Environment-favorable applications for carbon nanotubes

Polymer-based conductive pastes have been actively investigated as possible replacements for lead-based solders in electronic circuits. However, potential for increasing the electrical conductivity of polymer composites reinforced by metallic fillers is limited because of the generally poor contacts.^1,2 Although metallic fillers generate electrical paths in the polymer matrix, poor contacts prevent the electrical conductivity of metal/polymer composites from reaching the levels usually achieved for bulk metals.² Therefore, the efficiency of the electrical network (a key parameter for increasing its conductivity) is largely dependent on network morphology and junction quality.

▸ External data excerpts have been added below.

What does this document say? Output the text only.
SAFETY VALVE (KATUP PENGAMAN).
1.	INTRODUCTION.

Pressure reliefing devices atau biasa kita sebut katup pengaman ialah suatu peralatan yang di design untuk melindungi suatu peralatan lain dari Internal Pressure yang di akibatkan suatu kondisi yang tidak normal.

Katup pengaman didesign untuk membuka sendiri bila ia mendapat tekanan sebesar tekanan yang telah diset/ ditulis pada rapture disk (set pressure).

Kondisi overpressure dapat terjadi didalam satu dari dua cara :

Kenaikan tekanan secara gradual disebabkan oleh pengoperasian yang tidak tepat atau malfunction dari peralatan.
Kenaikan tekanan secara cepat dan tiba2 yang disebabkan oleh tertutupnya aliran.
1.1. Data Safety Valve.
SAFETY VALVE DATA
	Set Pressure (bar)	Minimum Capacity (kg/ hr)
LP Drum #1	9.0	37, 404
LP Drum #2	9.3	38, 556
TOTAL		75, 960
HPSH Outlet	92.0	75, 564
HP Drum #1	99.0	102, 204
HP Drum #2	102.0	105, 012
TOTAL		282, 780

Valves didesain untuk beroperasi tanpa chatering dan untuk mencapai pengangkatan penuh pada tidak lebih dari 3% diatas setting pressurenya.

We have significantly improved the electrical conductivity of silver (Ag)/polymer composites by incorporating multiwalled carbon nanotubes (MWNTs) decorated with self-assembled nano-Ag particles with an average size of 5nm.² We functionalized the nano-Ag particles with phenyl rings—see Figure 1(a)—which can lead to homogeneous dispersion and attachment to MWNTs through the π–π interaction (‘stacking’) without detrimental effects on the MWNTs' electrical and mechanical properties.^3–6 We additionally functionalized the nano-Ag particles on MWNTs with glutaric acid (g-Ag-MWNTs) to prevent oxidation.² Figure 1(b) shows that MWNTs coated with such particles form an effective electrical network based on micrometer-sized silver powders. We employed the tubes as 1D scaffolds and improved the contact interface by attaching nano-Ag particles. The conductivity achieved for the composite (2.5×10⁵S/cm) was even higher than that of bulk tungsten (1.9×10⁵S/cm), and we successfully screen printed electrical interconnects: see Figure 1(c).² This novel composite might find immediate, practical applications in the fields of interconnects and micropackaging systems in electrical devices.^1,2

Figure 1.(a) Electrical-network formation by glutaric-acid-functionalized nano-silver particles attached to multiwalled carbon nanotubes (g-Ag-MWNTs).² (b) Transmission-electron-microscope image of solid contacts between micrometer-sized silver powders and g-Ag-MWNTs after annealing at 185°C for 1h. (c) Screen-printed electrical interconnects.

Oil/water-separation technology has drawn much attention because of its potential in wastewater treatment, oil/water refining, and oil-spill cleanup.^8,9 However, conventional technologies such as coagulation flocculation, skimming, centrifugation, and gravity separation have disadvantages, including low separation efficiency, high operation costs, large size, and generation of secondary pollutants. To overcome these problems, we have been working on a new membrane filter that demonstrates both superhydrophobicity and superoleophilicity (i.e., characterized by an extremely strong affinity for oils combined with very strong water repellency) for oil/water separation.⁷

We fabricated such a filter by synthesizing vertically aligned MWNTs on a stainless-steel mesh.⁷ The dual-scale structure—nanoscale needle-like tubes on the mesh with microscale pores—combined with the low surface energy of carbon amplified both hydrophobicity and oleophilicity. The contact angles for diesel and water were 0 and 163±4°, respectively: see Figure 2(a) and (b). The intrusion pressure for water was almost 50 times greater than that for diesel: see Figure 2(c). The nanotube filter could successfully separate oil and water layers, as well as surfactant-stabilized emulsions. The inset in Figure 2(d) shows the test emulsion before and after filtering. The separated phase of red diesel could be clearly observed after the first filtering pass on top of the blue-violet layer where diesel and water are mixed. The permeate solution was re-shaken and immediately passed through the filter multiple times, thus increasing the volumetric fraction of the phase-separated diesel. Pure diesel or lubricating oil could be separated after three to five iterations: see Figure 2(d).⁷ This new membrane filter is a promising candidate for simple oil/water separation because of its high efficiency. The mechanism can be readily expanded to a variety of hydrophobic-oleophilic mixtures.⁷ This represents our next development step.

Figure 2.Surface wettability and separation performance of our vertically aligned MWNT filter.⁷(a) The static water contact angle was 163±4°. (b) The diesel droplet immediately spread and permeated through the filter. (c) Intrusion pressures for diesel and water. (d) Volumetric fractions of phase-separated diesel and lubricating oil with higher viscosity. Diesel and water were dyed red and blue, respectively.